La resistenza dei gruppi legati ad al-Mukhtar non era tuttavia stata ancora debellata, tanto che, per avere la superiorità numerica e tecnologica nei confronti dei guerriglieri, l’esercito italiano creò dei reparti mobili composti da effettivi italiani e da soldati africani reclutati in Eritrea ed in Somalia, di religione cristiana e fortemente avversi ai ribelli musulmani. Per decimare i guerriglieri ed i civili a loro collegati, inoltre, gli italiani ricorsero all’utilizzo di aerei e di autoblindo, pratica fino a quel momento mai adottata in una guerra coloniale. Tale massiccio impiego di uomini e risorse fece pendere l’esito del conflitto a favore delle truppe italiane, che l’11 settembre 1931, durante la battaglia di Uadi Bu Taga, riuscirono a ferire e a catturare al-Mukhtar, che fu trasferito via mare a Bengasi dove fu oggetto di un processo farsa al termine del quale venne emessa la sentenza di condanna a morte.

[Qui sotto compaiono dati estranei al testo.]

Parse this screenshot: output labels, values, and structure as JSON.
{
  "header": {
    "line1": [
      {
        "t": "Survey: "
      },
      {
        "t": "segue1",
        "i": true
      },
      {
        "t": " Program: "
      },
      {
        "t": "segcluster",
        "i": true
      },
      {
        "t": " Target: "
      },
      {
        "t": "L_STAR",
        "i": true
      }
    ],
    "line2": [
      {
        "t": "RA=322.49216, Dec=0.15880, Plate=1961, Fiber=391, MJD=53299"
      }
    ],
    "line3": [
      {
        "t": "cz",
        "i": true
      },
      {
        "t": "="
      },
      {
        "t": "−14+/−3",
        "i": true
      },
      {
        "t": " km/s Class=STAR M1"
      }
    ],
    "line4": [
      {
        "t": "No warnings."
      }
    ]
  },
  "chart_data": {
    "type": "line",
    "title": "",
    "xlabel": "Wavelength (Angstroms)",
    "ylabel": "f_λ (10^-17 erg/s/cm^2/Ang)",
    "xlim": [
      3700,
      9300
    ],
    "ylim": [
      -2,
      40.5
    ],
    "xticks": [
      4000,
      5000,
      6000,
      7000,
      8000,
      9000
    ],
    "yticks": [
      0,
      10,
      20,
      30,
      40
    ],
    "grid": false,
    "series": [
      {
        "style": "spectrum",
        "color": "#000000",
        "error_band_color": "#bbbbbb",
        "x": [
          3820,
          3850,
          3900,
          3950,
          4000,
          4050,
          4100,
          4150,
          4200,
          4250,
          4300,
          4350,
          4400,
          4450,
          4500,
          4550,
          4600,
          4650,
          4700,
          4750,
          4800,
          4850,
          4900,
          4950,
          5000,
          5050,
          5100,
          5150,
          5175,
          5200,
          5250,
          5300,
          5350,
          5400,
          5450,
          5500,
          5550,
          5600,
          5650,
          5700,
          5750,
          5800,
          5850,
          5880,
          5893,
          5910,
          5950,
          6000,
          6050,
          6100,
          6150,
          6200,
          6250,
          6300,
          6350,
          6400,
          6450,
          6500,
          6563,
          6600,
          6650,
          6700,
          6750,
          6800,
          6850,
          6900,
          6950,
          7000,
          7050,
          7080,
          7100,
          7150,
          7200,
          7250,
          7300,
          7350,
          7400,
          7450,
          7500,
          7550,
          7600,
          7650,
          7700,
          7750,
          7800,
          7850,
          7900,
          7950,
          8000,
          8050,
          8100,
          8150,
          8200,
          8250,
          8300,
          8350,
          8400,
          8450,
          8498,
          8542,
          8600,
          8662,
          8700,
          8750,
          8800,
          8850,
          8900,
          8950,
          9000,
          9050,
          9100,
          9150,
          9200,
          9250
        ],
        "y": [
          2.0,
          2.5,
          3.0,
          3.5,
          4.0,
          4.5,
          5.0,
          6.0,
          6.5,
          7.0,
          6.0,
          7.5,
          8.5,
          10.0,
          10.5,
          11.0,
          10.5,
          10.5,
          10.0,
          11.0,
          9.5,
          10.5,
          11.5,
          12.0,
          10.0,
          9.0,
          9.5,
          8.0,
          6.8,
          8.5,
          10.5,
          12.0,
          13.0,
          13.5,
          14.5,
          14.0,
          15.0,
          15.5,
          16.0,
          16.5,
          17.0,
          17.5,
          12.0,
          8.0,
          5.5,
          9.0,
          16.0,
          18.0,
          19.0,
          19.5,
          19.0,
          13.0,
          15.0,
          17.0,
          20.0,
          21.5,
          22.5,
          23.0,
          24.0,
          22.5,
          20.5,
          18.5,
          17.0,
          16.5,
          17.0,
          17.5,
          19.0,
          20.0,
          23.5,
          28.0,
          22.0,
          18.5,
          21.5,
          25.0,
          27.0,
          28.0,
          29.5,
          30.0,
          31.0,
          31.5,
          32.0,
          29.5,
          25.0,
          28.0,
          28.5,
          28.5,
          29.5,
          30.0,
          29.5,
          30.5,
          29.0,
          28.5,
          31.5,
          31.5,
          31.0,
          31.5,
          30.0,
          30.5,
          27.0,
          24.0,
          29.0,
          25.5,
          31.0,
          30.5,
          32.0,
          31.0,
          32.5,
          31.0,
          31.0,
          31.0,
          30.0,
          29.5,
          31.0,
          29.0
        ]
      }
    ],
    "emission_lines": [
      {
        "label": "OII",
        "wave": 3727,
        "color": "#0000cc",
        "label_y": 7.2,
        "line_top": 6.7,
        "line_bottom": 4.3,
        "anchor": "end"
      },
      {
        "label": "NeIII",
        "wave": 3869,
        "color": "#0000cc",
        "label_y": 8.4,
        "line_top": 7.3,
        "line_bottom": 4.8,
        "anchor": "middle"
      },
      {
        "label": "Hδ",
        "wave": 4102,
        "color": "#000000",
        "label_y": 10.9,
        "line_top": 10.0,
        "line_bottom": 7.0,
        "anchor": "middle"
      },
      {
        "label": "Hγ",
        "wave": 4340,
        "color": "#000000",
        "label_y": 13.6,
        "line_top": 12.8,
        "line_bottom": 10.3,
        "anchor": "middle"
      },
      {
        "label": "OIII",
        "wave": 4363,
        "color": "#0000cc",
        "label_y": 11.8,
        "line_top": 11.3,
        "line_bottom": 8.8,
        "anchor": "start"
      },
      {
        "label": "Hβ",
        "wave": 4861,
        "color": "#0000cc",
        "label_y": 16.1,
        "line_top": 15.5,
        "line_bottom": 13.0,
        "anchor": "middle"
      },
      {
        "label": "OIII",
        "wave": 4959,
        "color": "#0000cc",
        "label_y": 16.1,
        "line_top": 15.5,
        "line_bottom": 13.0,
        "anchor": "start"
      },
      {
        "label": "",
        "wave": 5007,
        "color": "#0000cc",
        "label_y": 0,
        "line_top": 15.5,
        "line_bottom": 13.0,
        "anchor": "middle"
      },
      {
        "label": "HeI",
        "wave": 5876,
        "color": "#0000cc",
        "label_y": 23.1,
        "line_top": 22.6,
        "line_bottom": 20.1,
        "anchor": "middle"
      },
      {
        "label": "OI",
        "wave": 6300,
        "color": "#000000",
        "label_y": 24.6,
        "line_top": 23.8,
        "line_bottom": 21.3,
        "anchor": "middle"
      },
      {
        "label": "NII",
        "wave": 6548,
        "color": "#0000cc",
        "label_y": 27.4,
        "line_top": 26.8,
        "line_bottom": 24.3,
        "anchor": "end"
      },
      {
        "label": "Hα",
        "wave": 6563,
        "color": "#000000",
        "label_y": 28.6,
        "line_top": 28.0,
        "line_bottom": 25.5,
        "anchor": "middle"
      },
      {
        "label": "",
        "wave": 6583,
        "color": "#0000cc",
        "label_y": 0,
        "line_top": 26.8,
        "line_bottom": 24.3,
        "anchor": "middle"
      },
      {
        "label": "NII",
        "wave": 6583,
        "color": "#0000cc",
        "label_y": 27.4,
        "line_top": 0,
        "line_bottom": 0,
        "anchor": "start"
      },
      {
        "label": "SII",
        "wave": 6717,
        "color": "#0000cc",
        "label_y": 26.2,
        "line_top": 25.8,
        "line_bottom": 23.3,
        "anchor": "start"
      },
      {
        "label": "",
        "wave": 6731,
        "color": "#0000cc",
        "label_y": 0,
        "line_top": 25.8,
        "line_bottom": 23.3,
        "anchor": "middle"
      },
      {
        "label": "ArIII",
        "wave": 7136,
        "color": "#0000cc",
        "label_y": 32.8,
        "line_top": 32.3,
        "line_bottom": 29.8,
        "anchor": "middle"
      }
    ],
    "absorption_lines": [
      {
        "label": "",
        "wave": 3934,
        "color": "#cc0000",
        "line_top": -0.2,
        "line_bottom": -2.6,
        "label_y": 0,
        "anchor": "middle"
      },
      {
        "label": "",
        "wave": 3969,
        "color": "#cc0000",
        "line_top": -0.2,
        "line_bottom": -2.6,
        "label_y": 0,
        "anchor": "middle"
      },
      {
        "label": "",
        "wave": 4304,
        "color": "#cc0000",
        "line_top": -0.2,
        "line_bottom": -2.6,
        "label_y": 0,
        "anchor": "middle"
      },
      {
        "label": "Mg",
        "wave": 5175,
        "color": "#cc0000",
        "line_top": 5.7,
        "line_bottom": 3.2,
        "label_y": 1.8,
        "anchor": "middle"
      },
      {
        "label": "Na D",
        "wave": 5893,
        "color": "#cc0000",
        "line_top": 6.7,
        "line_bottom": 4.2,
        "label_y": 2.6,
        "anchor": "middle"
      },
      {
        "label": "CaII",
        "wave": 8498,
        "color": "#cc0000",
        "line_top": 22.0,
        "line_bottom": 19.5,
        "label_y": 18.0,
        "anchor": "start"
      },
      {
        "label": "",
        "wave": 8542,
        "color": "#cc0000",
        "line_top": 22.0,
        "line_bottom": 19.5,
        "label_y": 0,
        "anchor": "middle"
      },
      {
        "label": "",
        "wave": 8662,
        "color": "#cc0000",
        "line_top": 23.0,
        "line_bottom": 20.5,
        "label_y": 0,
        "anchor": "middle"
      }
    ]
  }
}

Il 16 dello stesso mese fu così impiccato nel campo di concentramento di Soluch davanti a ventimila libici fatti affluire dai campi circostanti appositamente per assistere all’evento.
La morte di al-Mukhtar segnò la fine della resistenza libica e la definitiva pacificazione dell’area che nel 1934, con l’unione tra Cirenaica, Tripolitania e Fezzan, prese il nome di Libia. Il Paese africano pagò la guerra coloniale italiana con un totale di quarantamila morti per fame, violenze, epidemie ed uccisioni. Gli italiani, dal canto loro, persero circa novemila uomini. Ma non per questo la voglia di proseguire, con gli stessi efferati metodi, l’espansione coloniale in Africa: all’alba del 1935 era infatti pronta la conquista dell’Etiopia.